The Deputy Prime Minister continued to insist that he was personally unaware of any specific allegations by women in the party until they were broadcast by Channel 4 last week.
But he suggested the issue was "in the background" when the peer - who strenuously denies the alleged inappropriate behaviour - retired from his senior role on grounds of ill-health.
"There were some very serious mistakes and the women were not listened to and were let down," Mr Clegg said as he was grilled on the controversy during his weekly phone-in on LBC 97.3 radio.
"I so much believe that it is crucial that you treat people with respect and dignity in everything you do - and that is what I expect of people in the organisation I lead. That, clearly, did not happen here, to put it mildly."
Mr Clegg said an email sent to a senior aide by the Daily Telegraph shortly before the 2010 election setting out detailed allegations "was not passed on to me". And he insisted that a face-to-face conversation with then MP Sandra Gidley soon after he became leader in 2007 had been "of a general nature".
Pressed on whether the issue played any part in Lord Rennard's departure as chief executive, Mr Clegg said: "Like any new leader of any organisation or political party, I wanted to make sure that the organisation reflected my priorities, my values. I felt it was time for a change at the top of the professional party.
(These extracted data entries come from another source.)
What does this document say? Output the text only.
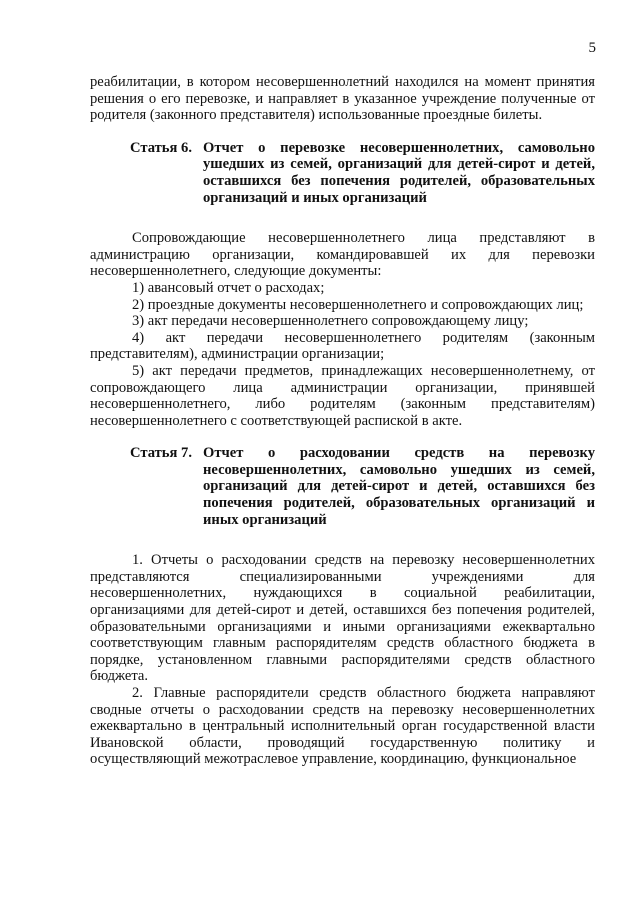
5

реабилитации, в котором несовершеннолетний находился на момент принятия решения о его перевозке, и направляет в указанное учреждение полученные от родителя (законного представителя) использованные проездные билеты.

Статья 6. Отчет о перевозке несовершеннолетних, самовольно ушедших из семей, организаций для детей-сирот и детей, оставшихся без попечения родителей, образовательных организаций и иных организаций

Сопровождающие несовершеннолетнего лица представляют в администрацию организации, командировавшей их для перевозки несовершеннолетнего, следующие документы:

1) авансовый отчет о расходах;

2) проездные документы несовершеннолетнего и сопровождающих лиц;

3) акт передачи несовершеннолетнего сопровождающему лицу;

4) акт передачи несовершеннолетнего родителям (законным представителям), администрации организации;

5) акт передачи предметов, принадлежащих несовершеннолетнему, от сопровождающего лица администрации организации, принявшей несовершеннолетнего, либо родителям (законным представителям) несовершеннолетнего с соответствующей распиской в акте.

Статья 7. Отчет о расходовании средств на перевозку несовершеннолетних, самовольно ушедших из семей, организаций для детей-сирот и детей, оставшихся без попечения родителей, образовательных организаций и иных организаций

1. Отчеты о расходовании средств на перевозку несовершеннолетних представляются специализированными учреждениями для несовершеннолетних, нуждающихся в социальной реабилитации, организациями для детей-сирот и детей, оставшихся без попечения родителей, образовательными организациями и иными организациями ежеквартально соответствующим главным распорядителям средств областного бюджета в порядке, установленном главными распорядителями средств областного бюджета.

2. Главные распорядители средств областного бюджета направляют сводные отчеты о расходовании средств на перевозку несовершеннолетних ежеквартально в центральный исполнительный орган государственной власти Ивановской области, проводящий государственную политику и осуществляющий межотраслевое управление, координацию, функциональное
His health was poor and that was the immediate reason he left but of course these things were in the background."
The Deputy Prime Minister has been under sustained pressure to explain what exactly he knew about the claims and what he did about them. An initial response from the party asserted that he was not aware of the issue but was later clarified to admit he was aware of general concerns. Lib Dem president Tim Farron has said the party "screwed up" the handling of the complaints - which have sparked two internal inquiries.
Campaigning on Wednesday night in the Eastleigh by-election, Mr Clegg denied that his admission that concerns about Lord Rennard's conduct had been a "background" issue at the time of his resignation amounted to another shift in his position.
He said: "I don't think it is actually an elaboration on what I have been saying for days now, which is that there were general concerns back in 2008 and into 2009, and Lord Rennard stood down in the spring of 2009."